Thinking that row partitioning may be an easy way to optimize workloads for this situation, the DBA converts the sales table into a partitioned table partitioned by transaction month and finds that critical queries run faster with no significant negative tradeoffs.
The DDL for the redefined sales table looks like this:
CREATE TABLE ppi_sales_table ( product_code CHARACTER(8), sales_date DATE, agent_id CHARACTER(8), quantity_sold INTEGER, product_description VARCHAR(50)) PRIMARY INDEX (product_code,sales_date,agent_id) PARTITION BY RANGE_N(sales_date BETWEEN DATE '2001-06-01' AND DATE '2003-06-31' EACH INTERVAL '1' MONTH);
The following description examines each element of the workload with respect to the newly redefined sales table, ppi_sales_table.
- The monthly deletes are faster because instead of a monthly Teradata Parallel Transporter delete job, the DBA can now perform a simple monthly ALTER TABLE statement to do the following things:
- Drop the entire partition that contains the oldest data.
- Create new partitions to hold data for future months.
Deleting all the rows in a partition is optimized in much the same way that deleting all the rows in a nonpartitioned primary index table is optimized.
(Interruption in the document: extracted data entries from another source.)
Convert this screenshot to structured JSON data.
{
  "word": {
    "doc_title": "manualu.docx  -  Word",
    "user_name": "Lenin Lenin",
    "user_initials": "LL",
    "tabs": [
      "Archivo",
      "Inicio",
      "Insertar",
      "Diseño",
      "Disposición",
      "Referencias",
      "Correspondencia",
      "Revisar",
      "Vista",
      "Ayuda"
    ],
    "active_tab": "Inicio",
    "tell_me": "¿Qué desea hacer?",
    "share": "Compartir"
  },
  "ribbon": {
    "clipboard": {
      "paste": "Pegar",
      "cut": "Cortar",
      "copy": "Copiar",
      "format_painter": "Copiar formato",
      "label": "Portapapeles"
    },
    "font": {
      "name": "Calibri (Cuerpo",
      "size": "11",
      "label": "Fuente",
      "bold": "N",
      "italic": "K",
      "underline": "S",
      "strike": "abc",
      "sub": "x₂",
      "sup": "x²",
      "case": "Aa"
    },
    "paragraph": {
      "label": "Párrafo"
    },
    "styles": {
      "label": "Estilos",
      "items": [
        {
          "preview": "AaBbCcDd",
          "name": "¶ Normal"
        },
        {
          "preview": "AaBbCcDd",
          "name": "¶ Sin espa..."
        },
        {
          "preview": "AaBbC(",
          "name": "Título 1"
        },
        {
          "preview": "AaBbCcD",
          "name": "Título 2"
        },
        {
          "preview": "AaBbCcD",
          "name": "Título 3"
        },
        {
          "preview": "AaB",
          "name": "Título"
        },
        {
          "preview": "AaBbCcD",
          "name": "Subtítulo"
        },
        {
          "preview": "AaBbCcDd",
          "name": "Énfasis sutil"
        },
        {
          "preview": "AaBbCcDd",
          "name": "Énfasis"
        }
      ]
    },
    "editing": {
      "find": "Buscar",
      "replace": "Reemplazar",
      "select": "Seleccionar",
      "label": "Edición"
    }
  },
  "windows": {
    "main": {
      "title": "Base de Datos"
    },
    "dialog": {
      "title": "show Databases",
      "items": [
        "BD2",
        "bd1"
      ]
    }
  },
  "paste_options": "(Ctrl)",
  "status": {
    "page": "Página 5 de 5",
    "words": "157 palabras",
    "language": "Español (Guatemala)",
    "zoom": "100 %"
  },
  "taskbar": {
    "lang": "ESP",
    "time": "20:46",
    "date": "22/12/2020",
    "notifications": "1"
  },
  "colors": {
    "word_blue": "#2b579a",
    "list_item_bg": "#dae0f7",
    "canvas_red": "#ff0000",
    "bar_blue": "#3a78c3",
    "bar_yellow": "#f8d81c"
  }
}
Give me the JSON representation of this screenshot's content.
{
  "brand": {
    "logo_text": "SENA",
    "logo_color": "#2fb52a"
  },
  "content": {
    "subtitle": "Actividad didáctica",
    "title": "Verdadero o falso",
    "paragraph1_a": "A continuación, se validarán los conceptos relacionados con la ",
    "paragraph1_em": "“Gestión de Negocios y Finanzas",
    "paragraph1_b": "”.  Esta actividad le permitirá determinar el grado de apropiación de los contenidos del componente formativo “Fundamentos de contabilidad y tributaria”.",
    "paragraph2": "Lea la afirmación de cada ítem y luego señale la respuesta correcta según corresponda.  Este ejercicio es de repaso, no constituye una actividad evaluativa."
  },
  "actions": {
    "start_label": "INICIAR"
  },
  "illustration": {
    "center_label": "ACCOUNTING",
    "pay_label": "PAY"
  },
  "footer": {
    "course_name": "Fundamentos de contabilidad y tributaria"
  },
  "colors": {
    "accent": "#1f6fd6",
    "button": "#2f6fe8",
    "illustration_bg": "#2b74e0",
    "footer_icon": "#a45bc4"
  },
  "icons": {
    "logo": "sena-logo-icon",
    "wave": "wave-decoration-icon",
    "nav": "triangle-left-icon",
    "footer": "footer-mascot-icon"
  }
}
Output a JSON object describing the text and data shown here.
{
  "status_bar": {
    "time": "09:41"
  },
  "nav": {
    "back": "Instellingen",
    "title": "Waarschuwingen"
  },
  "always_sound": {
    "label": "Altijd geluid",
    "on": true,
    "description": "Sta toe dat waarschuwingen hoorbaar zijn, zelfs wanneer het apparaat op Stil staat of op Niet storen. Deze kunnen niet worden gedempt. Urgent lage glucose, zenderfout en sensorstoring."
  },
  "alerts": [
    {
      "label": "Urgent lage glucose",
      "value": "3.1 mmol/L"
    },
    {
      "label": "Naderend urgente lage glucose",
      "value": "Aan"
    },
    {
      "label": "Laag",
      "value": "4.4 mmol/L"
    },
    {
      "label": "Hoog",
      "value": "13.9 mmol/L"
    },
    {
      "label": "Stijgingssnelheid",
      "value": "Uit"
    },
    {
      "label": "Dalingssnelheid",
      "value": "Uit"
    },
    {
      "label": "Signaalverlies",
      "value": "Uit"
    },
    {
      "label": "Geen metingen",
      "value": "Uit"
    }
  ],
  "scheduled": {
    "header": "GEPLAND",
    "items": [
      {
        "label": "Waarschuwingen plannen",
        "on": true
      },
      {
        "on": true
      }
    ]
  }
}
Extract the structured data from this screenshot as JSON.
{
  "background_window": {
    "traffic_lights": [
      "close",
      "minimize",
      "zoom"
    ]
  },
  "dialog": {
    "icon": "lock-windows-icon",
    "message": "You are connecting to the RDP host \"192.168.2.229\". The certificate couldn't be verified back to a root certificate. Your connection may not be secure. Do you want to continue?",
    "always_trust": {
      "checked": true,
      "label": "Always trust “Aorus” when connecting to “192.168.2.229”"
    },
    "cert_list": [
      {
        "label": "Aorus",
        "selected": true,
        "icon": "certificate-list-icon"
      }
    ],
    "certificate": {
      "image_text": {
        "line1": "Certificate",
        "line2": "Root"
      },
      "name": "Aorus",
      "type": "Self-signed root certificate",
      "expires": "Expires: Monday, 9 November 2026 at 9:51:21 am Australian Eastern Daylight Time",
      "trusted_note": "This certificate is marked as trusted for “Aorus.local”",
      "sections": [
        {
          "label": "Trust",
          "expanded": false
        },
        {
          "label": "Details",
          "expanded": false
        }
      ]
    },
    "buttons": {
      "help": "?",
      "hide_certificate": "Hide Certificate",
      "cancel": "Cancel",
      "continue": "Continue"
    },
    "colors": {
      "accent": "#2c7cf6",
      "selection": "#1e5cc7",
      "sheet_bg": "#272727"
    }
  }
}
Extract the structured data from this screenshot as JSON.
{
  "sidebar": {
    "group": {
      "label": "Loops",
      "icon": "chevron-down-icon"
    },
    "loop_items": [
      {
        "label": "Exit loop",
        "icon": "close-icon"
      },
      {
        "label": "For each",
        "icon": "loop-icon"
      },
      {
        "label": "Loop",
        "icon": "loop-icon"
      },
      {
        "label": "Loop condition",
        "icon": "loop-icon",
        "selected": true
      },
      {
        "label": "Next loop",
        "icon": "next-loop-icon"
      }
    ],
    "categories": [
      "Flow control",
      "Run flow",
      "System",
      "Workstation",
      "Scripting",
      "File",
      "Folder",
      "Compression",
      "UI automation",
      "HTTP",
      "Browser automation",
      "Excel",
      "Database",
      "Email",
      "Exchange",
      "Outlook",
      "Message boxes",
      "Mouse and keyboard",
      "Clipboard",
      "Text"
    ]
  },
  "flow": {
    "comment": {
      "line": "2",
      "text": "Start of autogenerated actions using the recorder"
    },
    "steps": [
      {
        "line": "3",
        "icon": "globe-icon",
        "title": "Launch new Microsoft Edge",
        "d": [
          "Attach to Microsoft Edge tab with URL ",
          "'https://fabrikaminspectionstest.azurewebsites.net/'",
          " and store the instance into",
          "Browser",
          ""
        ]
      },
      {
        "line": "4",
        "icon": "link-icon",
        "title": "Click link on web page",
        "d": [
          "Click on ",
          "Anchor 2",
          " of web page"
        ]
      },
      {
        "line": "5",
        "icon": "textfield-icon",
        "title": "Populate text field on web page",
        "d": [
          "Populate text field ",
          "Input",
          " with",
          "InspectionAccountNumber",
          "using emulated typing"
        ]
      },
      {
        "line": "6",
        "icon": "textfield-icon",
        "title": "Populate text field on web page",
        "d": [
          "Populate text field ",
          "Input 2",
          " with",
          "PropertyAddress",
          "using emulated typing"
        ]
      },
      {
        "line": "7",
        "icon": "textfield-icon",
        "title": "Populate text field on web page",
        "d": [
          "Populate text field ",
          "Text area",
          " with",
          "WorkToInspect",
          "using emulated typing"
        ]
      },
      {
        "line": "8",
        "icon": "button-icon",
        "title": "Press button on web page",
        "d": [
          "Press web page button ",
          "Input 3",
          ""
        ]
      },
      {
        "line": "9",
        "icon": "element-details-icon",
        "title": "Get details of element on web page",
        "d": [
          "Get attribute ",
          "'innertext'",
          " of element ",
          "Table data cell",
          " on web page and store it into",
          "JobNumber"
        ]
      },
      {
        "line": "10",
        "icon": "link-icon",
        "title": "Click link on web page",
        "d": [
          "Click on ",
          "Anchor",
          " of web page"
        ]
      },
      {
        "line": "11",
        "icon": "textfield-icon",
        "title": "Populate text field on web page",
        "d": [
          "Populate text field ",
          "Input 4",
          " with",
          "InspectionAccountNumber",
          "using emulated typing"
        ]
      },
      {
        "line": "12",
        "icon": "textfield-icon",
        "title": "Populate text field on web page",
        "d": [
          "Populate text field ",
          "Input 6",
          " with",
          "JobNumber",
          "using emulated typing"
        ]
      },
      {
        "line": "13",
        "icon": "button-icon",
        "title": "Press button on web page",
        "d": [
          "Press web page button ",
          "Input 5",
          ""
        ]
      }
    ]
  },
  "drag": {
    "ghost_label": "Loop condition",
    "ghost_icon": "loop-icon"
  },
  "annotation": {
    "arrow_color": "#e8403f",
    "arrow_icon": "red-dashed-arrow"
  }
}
For example:
- There is no need to record the rows being deleted in the transient journal.
- The rows for the month being deleted are stored contiguously on each AMP instead of being scattered more or less evenly among all the data blocks of the table, so there are fewer blocks to read.
- Most of the deletes are full-block deletes, so the block need not be rewritten.
- There is no need to touch any of the rows for the other months.
Dropping the oldest partition set is instantaneous, assuming there are no USIs or join indexes that must be updated.
The DDL for this ALTER TABLE statement looks like this for a selected monthly update:
ALTER TABLE sales_table MODIFY PRIMARY INDEX (product_code, sales_date, agent_id) DROP RANGE BETWEEN DATE '2001-06-01' AND DATE '2001-06-30' ADD RANGE BETWEEN DATE '2003-07-01' AND DATE '2003-07-31' WITH DELETE;
- The nightly Teradata Parallel Transporter insert job runs faster. The inserted rows are concentrated in data blocks that correspond to the proper month, instead of distributing more or less evenly among all the data blocks of the table. This increases the average hits per block count, which is a key measure of Teradata Parallel Transporter efficiency and reducing the number of blocks that must be rewritten.
- The short-running, single-AMP queries are not affected by partitioning. Because the partitioning column is a component of the primary index, primary index access to the table is not changed.
- The largest gain is seen in the ad hoc queries comparing current month sales to a prior month. Only two of the 25 partitions need to be read, instead of the full-table scan required for a nonpartitioned table. Therefore, the number of disk reads is reduced by roughly 92%, with a corresponding reduction in elapsed query response time. The 92% figure applies to the step that reads the sales table, not to the sum of all the steps used to implement the query.
Given the stated assumptions, the time that the other steps take to complete does not change significantly.
- The same considerations apply to the agent analysis queries. The number of partitions that must be read is determined by the time period specified in the query is known in most cases to be three or fewer. Even if the analysis is over twelve full months, there is roughly a 50% gain in reading twelve of 25 partitions for the step that reads the sales table.
- The decision support queries that analyze 24 months of sales data take approximately the same time and resources as for a nonpartitioned primary index table, with a marginal gain realized by reading 24 instead of 25 partitions. If the analysis is for 24 months plus the current month (the entire table), then the resource usage is the same as with the nonpartitioned primary index incarnation of the table because full-table scans are not affected by partitioning the primary index.
- The joins take the same amount of time. In the defined workload, the EXPLAIN reports indicate that there are no direct joins against the sales table. Instead, spool is created from the sales table and the spool is then joined to the smaller tables. In the partitioned table case, the spool may be created more efficiently, but is otherwise the same as for the nonpartitioned table.